2. Abdülhamid içkinin vergi düzenlemesini de yapıyor. ‘‘Müskirat Nizamnameleri” yani ‘‘İçki Yönetmelikleri” çıkartıyor. 7 Nisan 1886 tarihli yönetmelikle içkiden alınacak vergiler düzenli bir şekle getiriliyor.

Dönemde o rakıdan alınan verginin yüksekliği mi, piyasaya sürülen kaçak ve ucuz rakılardan bugünkü gibi zehirlenenlerin sayılarının çok artması mı  yoksa rakının kapasite ya da başka bir sebeple arzının yetersiz kalıp kolay bulunmayışı mı bilemiyorum, ciddi bir sorun yaratmış. Problem ayyuka çıkmış olmalı ki, kitabın içine konulan tarifin satışı artıracağı düşünülmüş ve kitap sansüre girdiği halde içinde bu tariflerle yayınlanabilmiş. Bu da dönem dinamiklerinin ve iradi kimliğin, pek de ezbere konuşulduğu gibi olmadığı konusunda ipuçları veriyor.

Tabi bir şekilde konuya kılıf uydurmak gerek. Bunun için de bunun kötü bir alışkanlık olduğu vs eklenmeli ki “mış gibi” prosedürü yerine gelsin. Bu yüzden giriş yazısında Ayşe Fahriye içkinin her türlüsünün insan hayatı için tehlikeli olduğunu söyleyip, özellikle Müslümanların küçük yaştan itibaren içkiye alışmadıklarını ekliyor ve diyor ki;

“İşinin ehli bir doktor gerekli görmedikçe en kaliteli şarap bile olsa zararlıdır ve zaten haram olduğundan kullanmaktan çekinilmelidir”

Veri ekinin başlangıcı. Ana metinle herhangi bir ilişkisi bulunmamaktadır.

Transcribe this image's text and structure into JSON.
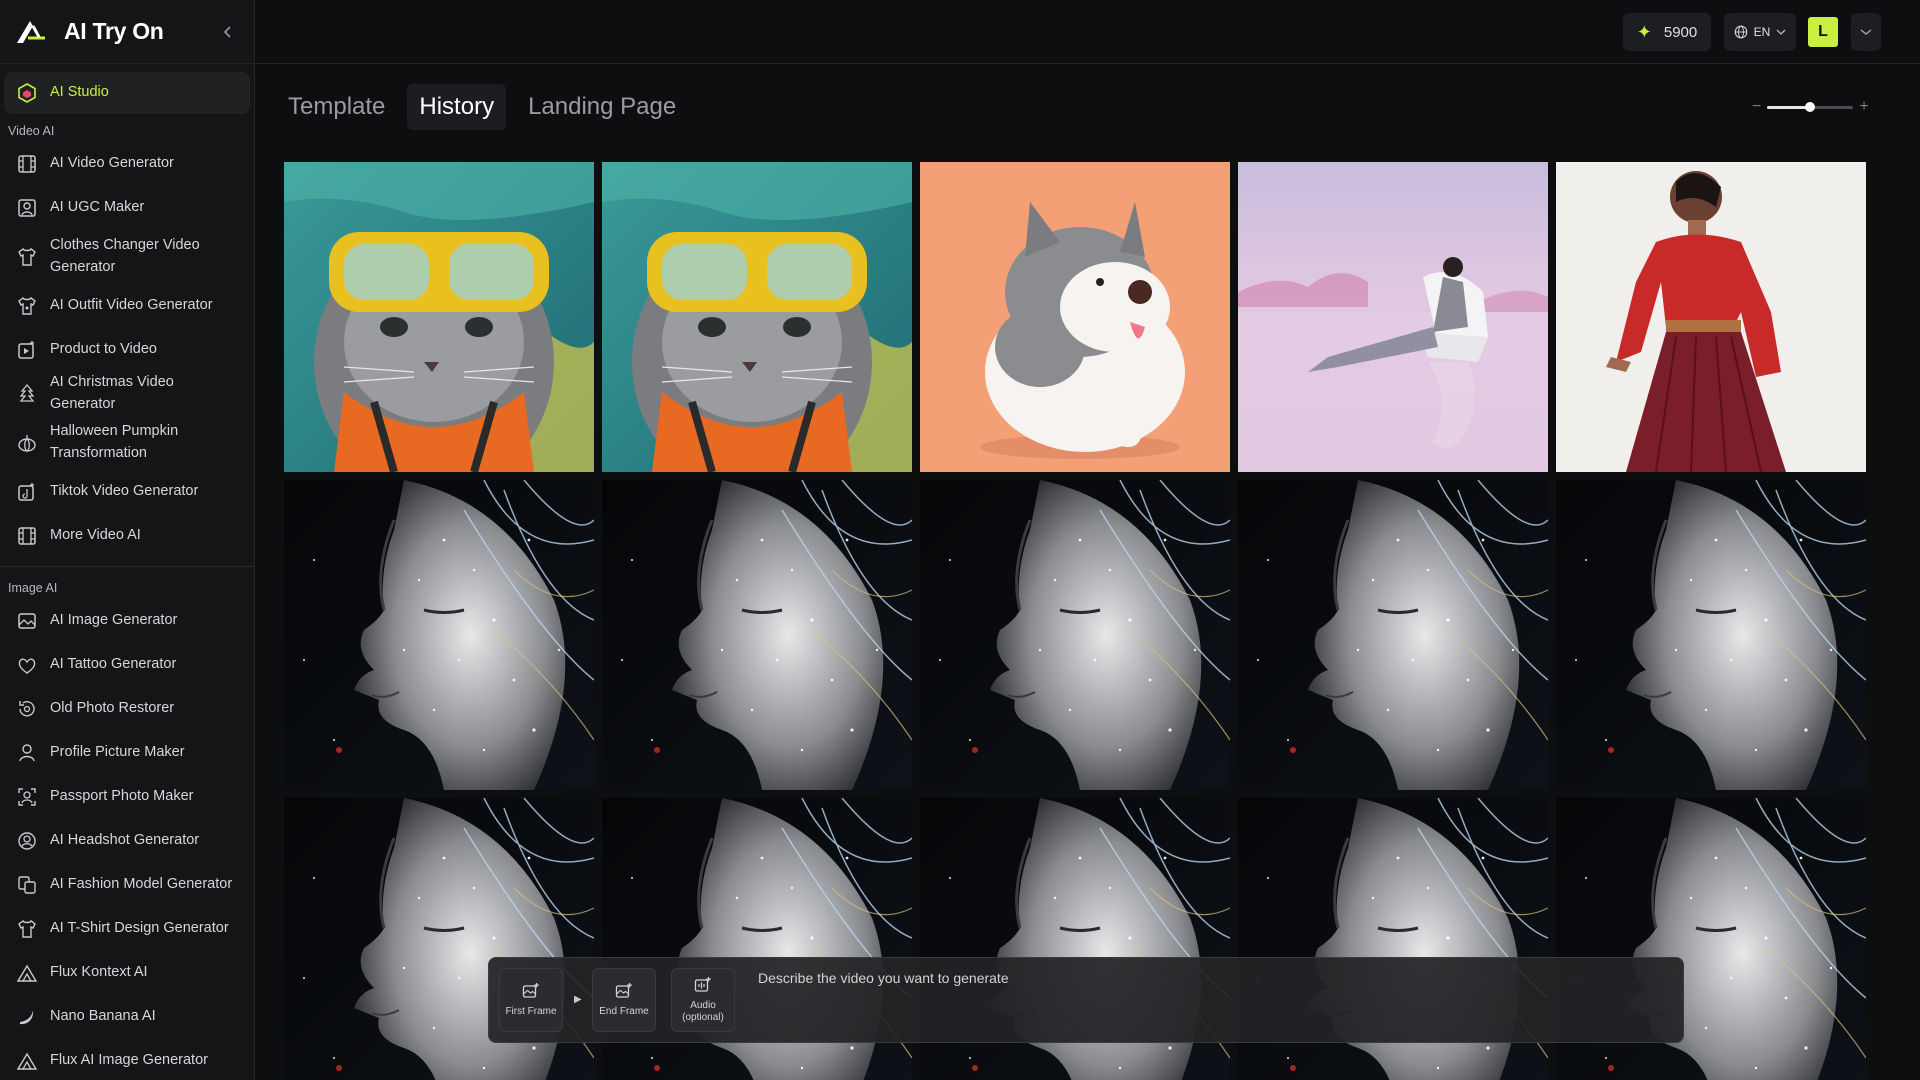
{
  "app": {
    "title": "AI Try On",
    "collapse_icon": "chevron-left-icon"
  },
  "sidebar": {
    "active_item": {
      "label": "AI Studio",
      "icon": "cube-icon"
    },
    "sections": [
      {
        "label": "Video AI",
        "items": [
          {
            "label": "AI Video Generator",
            "icon": "film-icon"
          },
          {
            "label": "AI UGC Maker",
            "icon": "ugc-icon"
          },
          {
            "label": "Clothes Changer Video Generator",
            "icon": "shirt-swap-icon"
          },
          {
            "label": "AI Outfit Video Generator",
            "icon": "outfit-icon"
          },
          {
            "label": "Product to Video",
            "icon": "product-video-icon"
          },
          {
            "label": "AI Christmas Video Generator",
            "icon": "tree-icon"
          },
          {
            "label": "Halloween Pumpkin Transformation",
            "icon": "pumpkin-icon"
          },
          {
            "label": "Tiktok Video Generator",
            "icon": "tiktok-icon"
          },
          {
            "label": "More Video AI",
            "icon": "film-icon"
          }
        ]
      },
      {
        "label": "Image AI",
        "items": [
          {
            "label": "AI Image Generator",
            "icon": "image-icon"
          },
          {
            "label": "AI Tattoo Generator",
            "icon": "tattoo-icon"
          },
          {
            "label": "Old Photo Restorer",
            "icon": "restore-icon"
          },
          {
            "label": "Profile Picture Maker",
            "icon": "person-icon"
          },
          {
            "label": "Passport Photo Maker",
            "icon": "passport-icon"
          },
          {
            "label": "AI Headshot Generator",
            "icon": "headshot-icon"
          },
          {
            "label": "AI Fashion Model Generator",
            "icon": "fashion-icon"
          },
          {
            "label": "AI T-Shirt Design Generator",
            "icon": "tshirt-icon"
          },
          {
            "label": "Flux Kontext AI",
            "icon": "flux-icon"
          },
          {
            "label": "Nano Banana AI",
            "icon": "banana-icon"
          },
          {
            "label": "Flux AI Image Generator",
            "icon": "flux-icon"
          }
        ]
      }
    ]
  },
  "topbar": {
    "credits": "5900",
    "language": "EN",
    "avatar_initial": "L"
  },
  "tabs": [
    {
      "label": "Template",
      "active": false
    },
    {
      "label": "History",
      "active": true
    },
    {
      "label": "Landing Page",
      "active": false
    }
  ],
  "zoom": {
    "minus": "−",
    "plus": "+",
    "level": 0.5
  },
  "gallery": [
    {
      "subject": "cat-snorkel"
    },
    {
      "subject": "cat-snorkel"
    },
    {
      "subject": "husky-toy"
    },
    {
      "subject": "woman-chair-lake"
    },
    {
      "subject": "woman-red-sweater"
    },
    {
      "subject": "sparkle-face"
    },
    {
      "subject": "sparkle-face"
    },
    {
      "subject": "sparkle-face"
    },
    {
      "subject": "sparkle-face"
    },
    {
      "subject": "sparkle-face"
    },
    {
      "subject": "sparkle-face"
    },
    {
      "subject": "sparkle-face"
    },
    {
      "subject": "sparkle-face"
    },
    {
      "subject": "sparkle-face"
    },
    {
      "subject": "sparkle-face"
    }
  ],
  "prompt": {
    "first_frame": "First Frame",
    "end_frame": "End Frame",
    "audio_label": "Audio",
    "audio_sub": "(optional)",
    "placeholder": "Describe the video you want to generate"
  },
  "colors": {
    "accent": "#c8f040",
    "background": "#0d0e10",
    "sidebar": "#141517"
  }
}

Velakin, hani şu “ama” var ya, hani üç harften oluşan fakat içine bir ansiklopedi sığdırılabilecek kadar anlam taşıyan kelime, işte bu cümleden sonra bir “ama” geliyor.

“Ama vücut ve hayatlarının kadrini bilmeyen bazıları içkiye müptela olurlar. Bunlar vücutlarını tehlikeye attıkları gibi, kısa bir neşe için, daimi bir sarhoşluğa düşerler. Özellikle bu aralar, Avrupa’dan gelen türlü türlü içkilerle, hayatlarının bozulmasını hızlandırıyorlar”

Isınma hareketleri gerçekleştiriliyor. İşin “Aslında yaptığınız hiç de hoş ve iyi bir şey değil. Topluma iyi örnek olmuyorsunuz” tarafı tabiri caiz ise yumuşak bir fırça ile geçiliyor ve “mış gibi” harekatından sonra sadede geçiliyor.

Ayşe Fahriye 34. Takım olan içkiler bölümünde önce “gül suyu” ve “çiçek suyu” yapımını anlattıktan sonra “adi şarap ve şampanya taklidi”ne geçiyor. Eğer içki ve Osmanlıda içki konusunu anlatıyorsak şarap konusunu es geçmemize olanak yok. O yüzden öncelikle bir şarap tarifi. Değerli yemek kültürü araştırmacısı Turgut Kut’un çevirisi ile (Ayşe Fahriye-Ev Kadını-Çiya Yayınları-2018)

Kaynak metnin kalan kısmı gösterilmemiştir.